Идеи о прямом влиянии «Ивана Грозного» на комедию Гайдая иногда проскальзывали и в других текстах. Екатерина Деготь в 1998 году назвала комедию Гайдая откровенной пародией на эйзенштейновский фильм, воспроизводящей главные его мотивы. Но центральная мысль в ее тексте все-таки посвящена «Ивану Грозному»: «Это фильм не о Сталине как переодетом Иване Грозном, но о самом переодевании, узнавании, о мгновении случайного или неслучайного исторического совпадения. У Эйзенштейна такое совпадение, между прочим, карается смертью: в финале Иван коварно облачает своего главного соперника в царские одежды, чтобы того убили вместо самого царя»[302]
. У Гайдая же, по мнению Деготь, переодевание проходит веселее. Однако главным залогом этой веселости становится допущение, что вся эта история только привиделась Шурику. Поворот, отсутствовавший в оригинальной пьесе Булгакова, по мотивам которой был снят «Иван Васильевич…». В финале пьесы управдом Бунша-Корецкий, изобретатель Тимофеев и вор Милославский заключались в крепкие руки «родной милиции», из которых они совершенно не обязательно могли быть выпущены после. У Гайдая же психиатрические службы освобождали жильцов дома от ига семьи общественников, забирая Буншу и Ульяну Андреевну в смирительных рубашках на заслуженный профилактический «отдых», а прохвост Милославский уже в реальности 1970‐х организовывал себе и царю всея Руси лихой побег.Добротворский также догадывается и об отсылках к Хичкоку, хоть и не до конца уверен в их сознательном применении режиссером. Сегодня можно уверенно сказать, что подобные оглядки на классиков были нередко прописаны Гайдаем и его соавторами в сценариях[303]
.Не менее прозорливым в оценке Гайдая оказался один из главных защитников режиссера в отечественном киноведении – Евгений Марголит. Помимо кассового успеха, который вечно смущает интеллектуалов, Гайдая обвиняли в «потакании зрительским интересам»[304]
. То есть кино Гайдая не учило, не воспитывало, не дисциплинировало, а давало советскому зрителю на короткое время возможность стать собой. Недопустимая роскошь и по нынешним временам.Марголит подчеркивает, что гайдаевскому стилю совершенно не органичен «интеллигентский иронически печальный взгляд» осуждающе взирающего на мир советского человека. Гайдай не только от этого мира не открещивался, но и черпал в нем идеи и темы для своего творчества. Да он и сам был таким же советским человеком, и это кровное родство с автором всегда ощущал зритель. И главное открытие Марголита заключалось в том, что гайдаевский зритель, независимо от интеллектуального уровня, в глубине души завидовал обаятельным проходимцам, пьяницам и тунеядцам, живущим в мире вечного праздника без каких-либо душевных терзаний и рефлексий в духе Егора Прокудина из «Калины красной», чье погружение в праздник неизбежно сопровождалось тяжелым похмельем.

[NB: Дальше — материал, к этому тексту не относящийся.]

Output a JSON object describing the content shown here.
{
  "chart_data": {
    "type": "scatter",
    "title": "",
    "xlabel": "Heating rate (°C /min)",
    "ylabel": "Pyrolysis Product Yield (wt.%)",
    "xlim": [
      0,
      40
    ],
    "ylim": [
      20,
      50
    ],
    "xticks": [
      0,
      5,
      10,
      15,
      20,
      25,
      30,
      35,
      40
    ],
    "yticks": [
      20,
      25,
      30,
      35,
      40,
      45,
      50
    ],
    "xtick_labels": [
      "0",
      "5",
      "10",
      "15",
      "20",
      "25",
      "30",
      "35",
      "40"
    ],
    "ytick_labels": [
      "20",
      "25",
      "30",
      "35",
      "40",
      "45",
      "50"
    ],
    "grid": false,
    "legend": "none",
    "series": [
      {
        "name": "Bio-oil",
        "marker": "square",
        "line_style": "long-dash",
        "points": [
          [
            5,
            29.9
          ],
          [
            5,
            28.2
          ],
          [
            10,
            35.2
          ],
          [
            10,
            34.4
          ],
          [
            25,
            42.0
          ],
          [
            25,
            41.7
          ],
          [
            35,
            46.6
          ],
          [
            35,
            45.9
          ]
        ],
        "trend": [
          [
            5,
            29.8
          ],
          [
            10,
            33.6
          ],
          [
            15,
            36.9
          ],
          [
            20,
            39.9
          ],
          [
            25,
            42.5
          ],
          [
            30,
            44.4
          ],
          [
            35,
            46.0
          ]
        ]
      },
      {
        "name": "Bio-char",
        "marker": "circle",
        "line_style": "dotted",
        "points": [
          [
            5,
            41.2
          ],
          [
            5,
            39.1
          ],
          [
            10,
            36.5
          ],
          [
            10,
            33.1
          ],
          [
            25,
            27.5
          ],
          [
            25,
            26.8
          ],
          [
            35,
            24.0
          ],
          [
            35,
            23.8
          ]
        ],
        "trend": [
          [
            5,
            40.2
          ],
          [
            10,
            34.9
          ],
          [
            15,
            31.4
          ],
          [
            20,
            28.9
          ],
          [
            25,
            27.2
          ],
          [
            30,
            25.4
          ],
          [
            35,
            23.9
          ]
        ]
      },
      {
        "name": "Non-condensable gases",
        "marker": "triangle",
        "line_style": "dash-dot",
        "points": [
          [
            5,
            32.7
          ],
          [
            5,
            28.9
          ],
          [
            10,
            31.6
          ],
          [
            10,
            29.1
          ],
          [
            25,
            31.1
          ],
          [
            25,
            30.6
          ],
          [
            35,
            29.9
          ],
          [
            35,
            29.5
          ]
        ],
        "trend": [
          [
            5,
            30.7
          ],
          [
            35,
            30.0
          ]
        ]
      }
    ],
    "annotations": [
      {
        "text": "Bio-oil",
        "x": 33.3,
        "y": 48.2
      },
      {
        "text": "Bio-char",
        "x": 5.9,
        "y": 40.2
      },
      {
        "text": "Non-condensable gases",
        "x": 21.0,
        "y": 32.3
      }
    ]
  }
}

Еще дальше в реабилитации Гайдая перед лицом отечественного кинематографа идет Игорь Манцов в статье «Несколько радикальных способов борьбы с бюрократией»[305]
, подразумевая под этой бюрократией не только советские властные учреждения, но и косное интеллигентское восприятие. Манцов сравнивает Гайдая ни больше ни меньше как с самим Тарковским, чья «требовательная учительская интонация» скорее раздражает, нежели убеждает. Интеллигентские страсти «Андрея Рублева» Манцов сталкивает с «энциклопедией советской жизни», «Бриллиантовой рукой». Монолог и жесткая ролевая установка Тарковского противопоставляется уважению и разговору на равных со зрителем у Гайдая. Советское искусство было призвано преобразовывать обычного зрителя, просвещать и поучать его. Этот менторский тон и своего рода брезгливость переняли многие художники, властители дум и глашатаи эпохи. Беззащитный среднестатистический зритель был вынужден осознавать свою никчемность и прозаичность, а главное – ни на единую секунду не ощущать себя адресатом большого искусства. Он, словно горемыка Пселдонимов в исполнении Виктора Сергачева из самого едкого фильма 60‐х – «Скверный анекдот» Алова и Наумова, мечтал, чтобы внимание великих мира сего к его скромной персоне как можно скорее сошло на нет.